I just love the flavour of ginger . . . all spicy and warm and oh-so-comforting. I know . . . I say that about a lot of things. I guess the truth is . . . I just love food!
I do have my favourite flavours though, and ginger happens to be one of them.
I love it dried and ground and baked into lovely cakes, cookies, and puddings.
I love it fresh and grated and added raw to salads, dressings and marinades.
I love it chopped and added to cooked dishes. A slice of it pounded and mixed with a piece of lemon and then steeped in some boiling water makes a marvelously healing tea when you are down with the sniffles . . . trust me.
I especially love it preserved . . . little round nuggets of ginger, preserved in a delicious syrup. It's delicious chopped and added to all sorts of baked goods. The syrup is fantastic when combined with butter and used to glaze carrots. I also love candied ginger, which is similar, but dry and coated in sugar. I just adore that plain and then dipped into dark chocolate . . . a once a year Christmas Treat just for me . . . okay, I'll share . . . I promise.
This fabulous cake uses it in two forms . . . both dried and ground, as well as preserved in syrup. This is easily one of our favourite cakes, and I hope it will become one of your favourites as well.
Don't you just love the autumn!!! That is when food like this comes into it's own. Ginger cake just suits autumn, no matter which way you cut it. (no pun intended)
*Spicy Ginger Traybake*
Makes 20 squares
We just love the warm and spicy flavours of this delicious cake. It is one of those one bowl, one step, wonderful cakes that tastes even better as the days go by. This is one of Todd's favourites! (He's just an old fashioned guy with old fashioned tastes!)

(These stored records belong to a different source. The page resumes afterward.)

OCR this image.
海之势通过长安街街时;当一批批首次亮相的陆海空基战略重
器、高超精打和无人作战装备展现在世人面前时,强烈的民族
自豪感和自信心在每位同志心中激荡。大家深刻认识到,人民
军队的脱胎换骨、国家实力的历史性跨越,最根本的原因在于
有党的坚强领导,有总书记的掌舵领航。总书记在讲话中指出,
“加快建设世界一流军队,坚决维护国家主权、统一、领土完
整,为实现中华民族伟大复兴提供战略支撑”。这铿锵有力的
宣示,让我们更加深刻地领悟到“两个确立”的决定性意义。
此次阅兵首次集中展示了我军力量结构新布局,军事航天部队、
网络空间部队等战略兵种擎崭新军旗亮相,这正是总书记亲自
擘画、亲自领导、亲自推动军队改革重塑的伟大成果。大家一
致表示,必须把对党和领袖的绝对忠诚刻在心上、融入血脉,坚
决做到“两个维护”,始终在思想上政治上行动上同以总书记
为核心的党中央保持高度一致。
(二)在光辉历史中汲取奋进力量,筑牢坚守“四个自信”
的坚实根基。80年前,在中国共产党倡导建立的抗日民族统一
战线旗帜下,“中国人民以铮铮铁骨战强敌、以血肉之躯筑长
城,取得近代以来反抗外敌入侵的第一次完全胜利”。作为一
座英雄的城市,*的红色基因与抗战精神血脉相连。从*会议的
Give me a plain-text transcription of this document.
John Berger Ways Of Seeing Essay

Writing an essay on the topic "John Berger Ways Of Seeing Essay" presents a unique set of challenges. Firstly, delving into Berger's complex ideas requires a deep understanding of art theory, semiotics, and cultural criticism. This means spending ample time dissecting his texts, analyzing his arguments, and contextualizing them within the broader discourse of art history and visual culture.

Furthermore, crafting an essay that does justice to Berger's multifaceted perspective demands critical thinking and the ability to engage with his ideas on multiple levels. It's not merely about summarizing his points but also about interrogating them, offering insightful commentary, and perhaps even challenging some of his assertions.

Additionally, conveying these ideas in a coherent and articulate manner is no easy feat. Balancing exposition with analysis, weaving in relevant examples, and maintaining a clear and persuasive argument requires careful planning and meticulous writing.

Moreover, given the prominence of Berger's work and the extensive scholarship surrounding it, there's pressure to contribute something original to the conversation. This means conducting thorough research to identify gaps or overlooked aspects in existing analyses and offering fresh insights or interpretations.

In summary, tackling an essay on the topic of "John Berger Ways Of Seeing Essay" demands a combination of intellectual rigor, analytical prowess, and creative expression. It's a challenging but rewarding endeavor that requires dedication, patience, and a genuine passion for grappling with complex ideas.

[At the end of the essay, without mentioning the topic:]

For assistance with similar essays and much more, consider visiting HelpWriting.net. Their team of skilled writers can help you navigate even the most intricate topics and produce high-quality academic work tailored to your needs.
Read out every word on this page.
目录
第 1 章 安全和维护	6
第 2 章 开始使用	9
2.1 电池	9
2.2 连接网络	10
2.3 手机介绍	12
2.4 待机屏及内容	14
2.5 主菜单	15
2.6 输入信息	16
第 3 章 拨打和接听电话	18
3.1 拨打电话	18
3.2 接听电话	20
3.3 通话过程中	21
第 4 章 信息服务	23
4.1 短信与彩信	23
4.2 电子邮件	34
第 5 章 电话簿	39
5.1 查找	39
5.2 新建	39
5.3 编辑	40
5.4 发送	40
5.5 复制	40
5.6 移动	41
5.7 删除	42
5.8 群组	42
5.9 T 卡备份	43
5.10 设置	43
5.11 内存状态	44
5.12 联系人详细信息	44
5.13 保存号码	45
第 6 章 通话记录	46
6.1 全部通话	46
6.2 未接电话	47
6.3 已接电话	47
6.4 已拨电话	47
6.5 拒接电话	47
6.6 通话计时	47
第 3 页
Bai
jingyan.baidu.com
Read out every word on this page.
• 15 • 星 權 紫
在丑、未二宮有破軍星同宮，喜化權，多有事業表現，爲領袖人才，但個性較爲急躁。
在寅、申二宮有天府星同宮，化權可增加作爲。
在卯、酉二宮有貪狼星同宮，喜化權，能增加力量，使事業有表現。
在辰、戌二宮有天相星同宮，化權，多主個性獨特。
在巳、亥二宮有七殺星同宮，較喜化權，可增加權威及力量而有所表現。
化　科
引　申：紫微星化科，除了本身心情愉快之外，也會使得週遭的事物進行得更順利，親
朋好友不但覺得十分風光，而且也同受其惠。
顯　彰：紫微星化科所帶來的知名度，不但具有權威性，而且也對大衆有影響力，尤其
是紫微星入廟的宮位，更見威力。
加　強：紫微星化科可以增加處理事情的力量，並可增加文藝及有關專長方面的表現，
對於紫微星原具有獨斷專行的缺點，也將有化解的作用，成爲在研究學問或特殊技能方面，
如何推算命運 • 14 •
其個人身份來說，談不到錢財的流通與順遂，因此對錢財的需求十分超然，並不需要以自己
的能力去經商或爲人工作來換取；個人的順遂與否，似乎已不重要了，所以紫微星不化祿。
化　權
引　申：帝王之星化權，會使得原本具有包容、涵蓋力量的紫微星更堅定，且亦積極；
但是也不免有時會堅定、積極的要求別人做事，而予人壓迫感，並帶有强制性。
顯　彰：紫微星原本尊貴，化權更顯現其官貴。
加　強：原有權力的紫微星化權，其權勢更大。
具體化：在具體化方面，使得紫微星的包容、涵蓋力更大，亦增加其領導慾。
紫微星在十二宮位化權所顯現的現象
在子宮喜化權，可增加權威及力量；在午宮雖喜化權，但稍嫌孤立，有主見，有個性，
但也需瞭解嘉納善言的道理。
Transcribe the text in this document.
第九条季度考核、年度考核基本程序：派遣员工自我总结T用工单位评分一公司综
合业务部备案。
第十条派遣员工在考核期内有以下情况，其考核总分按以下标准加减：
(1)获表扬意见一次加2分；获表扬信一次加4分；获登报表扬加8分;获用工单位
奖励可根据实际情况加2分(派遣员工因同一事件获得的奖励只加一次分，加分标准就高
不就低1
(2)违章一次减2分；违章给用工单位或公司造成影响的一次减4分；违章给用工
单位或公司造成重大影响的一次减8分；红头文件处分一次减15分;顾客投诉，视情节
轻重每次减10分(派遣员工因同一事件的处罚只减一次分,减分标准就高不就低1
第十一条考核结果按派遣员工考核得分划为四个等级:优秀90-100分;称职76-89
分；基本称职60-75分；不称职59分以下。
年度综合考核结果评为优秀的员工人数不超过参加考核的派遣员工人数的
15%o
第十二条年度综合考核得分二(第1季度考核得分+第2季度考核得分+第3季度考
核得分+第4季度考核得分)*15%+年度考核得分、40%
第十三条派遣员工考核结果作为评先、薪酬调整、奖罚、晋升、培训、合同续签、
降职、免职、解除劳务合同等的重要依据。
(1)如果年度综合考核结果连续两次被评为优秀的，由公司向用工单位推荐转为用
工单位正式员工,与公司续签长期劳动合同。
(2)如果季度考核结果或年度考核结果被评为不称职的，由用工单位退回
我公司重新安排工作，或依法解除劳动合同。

230g butter, softened (1 cup)
170g light muscovado sugar (13 1/2 TBS)
200g dark treacle (9 TBS)
312g self raising flour (2 3/4 cup)
2 tsp baking powder
1 tsp ground ginger
1/2 tsp ground cinnamon
1/4 tsp freshly ground nutmeg
1/4 tsp ground cloves
1/4 tsp ground allspice
4 large free range eggs
4 TBS milk
3 bulbs of preserved stem ginger, chopped finely
For the Icing:
130g icing sugar, sifted (1 cup)
3 TBS ginger syrup from the stem ginger jar
3 bulbs of preserved stem ginger, chopped coarsely
a bit of milk if necessary
Pre-heat the oven to 180*C/350*F. Butter a 12 by 9 inch traybake tin and line with parchment paper.
Weigh out all the cake ingredients and place into a large bowl. Beat together with an electric mixer until well blended. Spoon into the prepared baking sheet, smoothing the top over with a plastic spatula. Bake for 40 to 45 minutes until risen, lightly browned and a toothpick inserted in the centre comes out clean, and the top springs back when gently touched. Remove from the oven. Allow to cool in the pan for several minutes before lifting out onto a wire rack to finish cooling completely.
To make the icing, sift the icing sugar into a bowl. Add the ginger syrup. Beat with the mixer, adding milk as necessary until the icing is smooth and has a good spreading consistency. Spread over the cake, covering the top completely. Sprinkle the chopped stem ginger over top. Allow the icing to set completely before cutting into squares.